A composição da força de trabalho mundial vive uma mudança sísmica: em quatro anos, a geração Y — nascidos entre 1977 e 1997 — vai representar quase metade dos trabalhadores do mundo. Em certas empresas, já é a maioria.
A mudança pode parecer assustadora para os executivos encarregados de treinar esses jovens trabalhadores, que supostamente seriam loucos por atenção. Mas, ao estudarmos expectativas e necessidades características de trabalhadores de quatro gerações distintas, ganhamos uma visão mais matizada da geração Y e descobrimos diversas maneiras de orientá-la sem consumir muitos recursos.
Fizemos uma pesquisa com 2.200 profissionais de uma ampla gama de setores. Queríamos saber mais sobre seus valores, seu comportamento no trabalho e o que esperavam da empresa. Vimos que a geração do milênio exigia, sim, um fluxo constante de feedback, e que tinha pressa para crescer. Mas não tinha expectativas tão exageradas quanto muitos supõem. É uma boa notícia para empresas que se perguntam quem, exatamente, irá preparar essa nova turma. A geração do pós-guerra está se aposentando e a geração X pode não ser grande o suficiente para assumir sozinha a responsabilidade. Nos Estados Unidos, por exemplo, a Y (com 88 milhões de pessoas) é muito maior do que a X (50 milhões apenas).

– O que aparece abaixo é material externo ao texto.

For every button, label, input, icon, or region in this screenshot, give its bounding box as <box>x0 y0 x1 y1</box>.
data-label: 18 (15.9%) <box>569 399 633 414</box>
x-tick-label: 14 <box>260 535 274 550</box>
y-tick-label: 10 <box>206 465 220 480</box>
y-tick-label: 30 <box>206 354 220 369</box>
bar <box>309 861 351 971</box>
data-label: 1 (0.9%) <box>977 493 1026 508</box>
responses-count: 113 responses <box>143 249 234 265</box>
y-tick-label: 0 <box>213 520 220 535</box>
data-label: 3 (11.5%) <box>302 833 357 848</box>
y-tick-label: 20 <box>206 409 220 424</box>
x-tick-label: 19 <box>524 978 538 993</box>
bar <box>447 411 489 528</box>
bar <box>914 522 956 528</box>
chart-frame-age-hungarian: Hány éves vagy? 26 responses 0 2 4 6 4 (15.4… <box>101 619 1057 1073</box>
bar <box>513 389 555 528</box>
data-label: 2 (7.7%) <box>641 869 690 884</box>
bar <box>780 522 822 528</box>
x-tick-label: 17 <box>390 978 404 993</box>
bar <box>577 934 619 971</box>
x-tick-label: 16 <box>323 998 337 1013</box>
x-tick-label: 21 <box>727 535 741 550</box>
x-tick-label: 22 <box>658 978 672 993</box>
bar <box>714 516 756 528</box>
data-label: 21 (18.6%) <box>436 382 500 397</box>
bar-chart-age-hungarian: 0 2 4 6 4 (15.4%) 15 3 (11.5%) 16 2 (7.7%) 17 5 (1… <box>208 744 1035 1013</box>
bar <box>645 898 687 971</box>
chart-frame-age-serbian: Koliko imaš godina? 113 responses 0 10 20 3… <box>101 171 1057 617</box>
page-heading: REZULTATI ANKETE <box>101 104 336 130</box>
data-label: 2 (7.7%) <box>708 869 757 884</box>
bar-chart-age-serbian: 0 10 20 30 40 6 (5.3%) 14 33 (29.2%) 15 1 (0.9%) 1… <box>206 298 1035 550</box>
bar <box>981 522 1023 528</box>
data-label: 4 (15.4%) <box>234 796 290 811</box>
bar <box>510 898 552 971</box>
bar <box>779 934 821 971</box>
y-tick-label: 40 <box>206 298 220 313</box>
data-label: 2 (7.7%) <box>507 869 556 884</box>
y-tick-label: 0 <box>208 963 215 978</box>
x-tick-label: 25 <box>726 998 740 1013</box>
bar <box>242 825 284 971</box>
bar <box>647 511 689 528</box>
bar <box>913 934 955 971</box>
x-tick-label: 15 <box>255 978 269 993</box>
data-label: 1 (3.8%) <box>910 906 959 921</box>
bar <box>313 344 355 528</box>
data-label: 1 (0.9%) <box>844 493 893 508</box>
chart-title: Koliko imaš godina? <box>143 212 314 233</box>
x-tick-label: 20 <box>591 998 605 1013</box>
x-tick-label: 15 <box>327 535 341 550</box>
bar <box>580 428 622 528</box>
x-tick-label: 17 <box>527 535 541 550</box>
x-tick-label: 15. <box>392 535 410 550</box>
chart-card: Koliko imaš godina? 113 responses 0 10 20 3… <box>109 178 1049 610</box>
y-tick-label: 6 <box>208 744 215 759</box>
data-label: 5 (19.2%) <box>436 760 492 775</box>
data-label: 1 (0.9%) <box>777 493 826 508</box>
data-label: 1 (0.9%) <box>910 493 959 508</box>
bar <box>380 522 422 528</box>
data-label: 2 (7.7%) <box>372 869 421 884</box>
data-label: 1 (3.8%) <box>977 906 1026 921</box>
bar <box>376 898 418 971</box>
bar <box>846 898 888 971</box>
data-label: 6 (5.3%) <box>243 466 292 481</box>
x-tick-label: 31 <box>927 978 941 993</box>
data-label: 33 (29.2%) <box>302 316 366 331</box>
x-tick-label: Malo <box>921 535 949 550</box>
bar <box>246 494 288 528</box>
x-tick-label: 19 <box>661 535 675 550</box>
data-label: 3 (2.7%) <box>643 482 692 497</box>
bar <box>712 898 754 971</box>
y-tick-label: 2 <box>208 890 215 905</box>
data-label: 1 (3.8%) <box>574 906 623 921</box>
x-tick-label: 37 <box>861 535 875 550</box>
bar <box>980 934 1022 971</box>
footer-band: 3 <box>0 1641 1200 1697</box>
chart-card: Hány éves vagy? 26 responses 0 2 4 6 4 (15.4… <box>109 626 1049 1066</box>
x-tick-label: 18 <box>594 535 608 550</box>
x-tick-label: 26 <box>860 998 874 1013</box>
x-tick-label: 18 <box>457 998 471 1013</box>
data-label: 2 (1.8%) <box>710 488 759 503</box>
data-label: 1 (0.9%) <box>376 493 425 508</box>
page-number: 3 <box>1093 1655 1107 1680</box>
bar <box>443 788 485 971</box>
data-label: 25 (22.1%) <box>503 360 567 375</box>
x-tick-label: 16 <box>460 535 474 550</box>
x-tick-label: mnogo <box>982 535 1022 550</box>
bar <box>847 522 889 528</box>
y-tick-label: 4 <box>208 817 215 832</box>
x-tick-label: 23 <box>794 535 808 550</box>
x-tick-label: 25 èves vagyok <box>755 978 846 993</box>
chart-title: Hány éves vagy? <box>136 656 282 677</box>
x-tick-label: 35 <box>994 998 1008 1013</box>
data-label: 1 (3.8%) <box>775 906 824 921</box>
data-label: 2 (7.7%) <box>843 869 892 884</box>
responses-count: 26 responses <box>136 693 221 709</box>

Para a geração do milênio, o trabalho é parte fundamental da vida, não uma atividade separada que deva ser “conciliada” com ela. É por isso que dá alta ênfase à busca de um trabalho gratificante do ponto de vista pessoal. Esse jovem quer que o trabalho traga a oportunidade de fazer amizades, aprender coisas novas e se vincular a um propósito maior. Esse senso de propósito é um fator crucial da satisfação no trabalho; segundo nossa pesquisa, essa geração é mais socialmente consciente desde a década de 1960.
“Ah, eles querem se realizar plenamente?”, deve estar se perguntando muito gerente. “Só isso, ou algo mais?” A geração do milênio tem, sim, grandes expectativas em relação aos patrões, mas também adota critérios elevados para si mesma. Desde criança, praticamente, vem trabalhando no currículo, pois sua geração é grande demais para o número (relativamente baixo) de vagas nas melhores escolas e empresas. São jovens habituados a se destacar academicamente e a se comprometer fortemente com o serviço à comunidade. Se a empresa conseguir mantê-los motivados, terão prazer em produzir resultados.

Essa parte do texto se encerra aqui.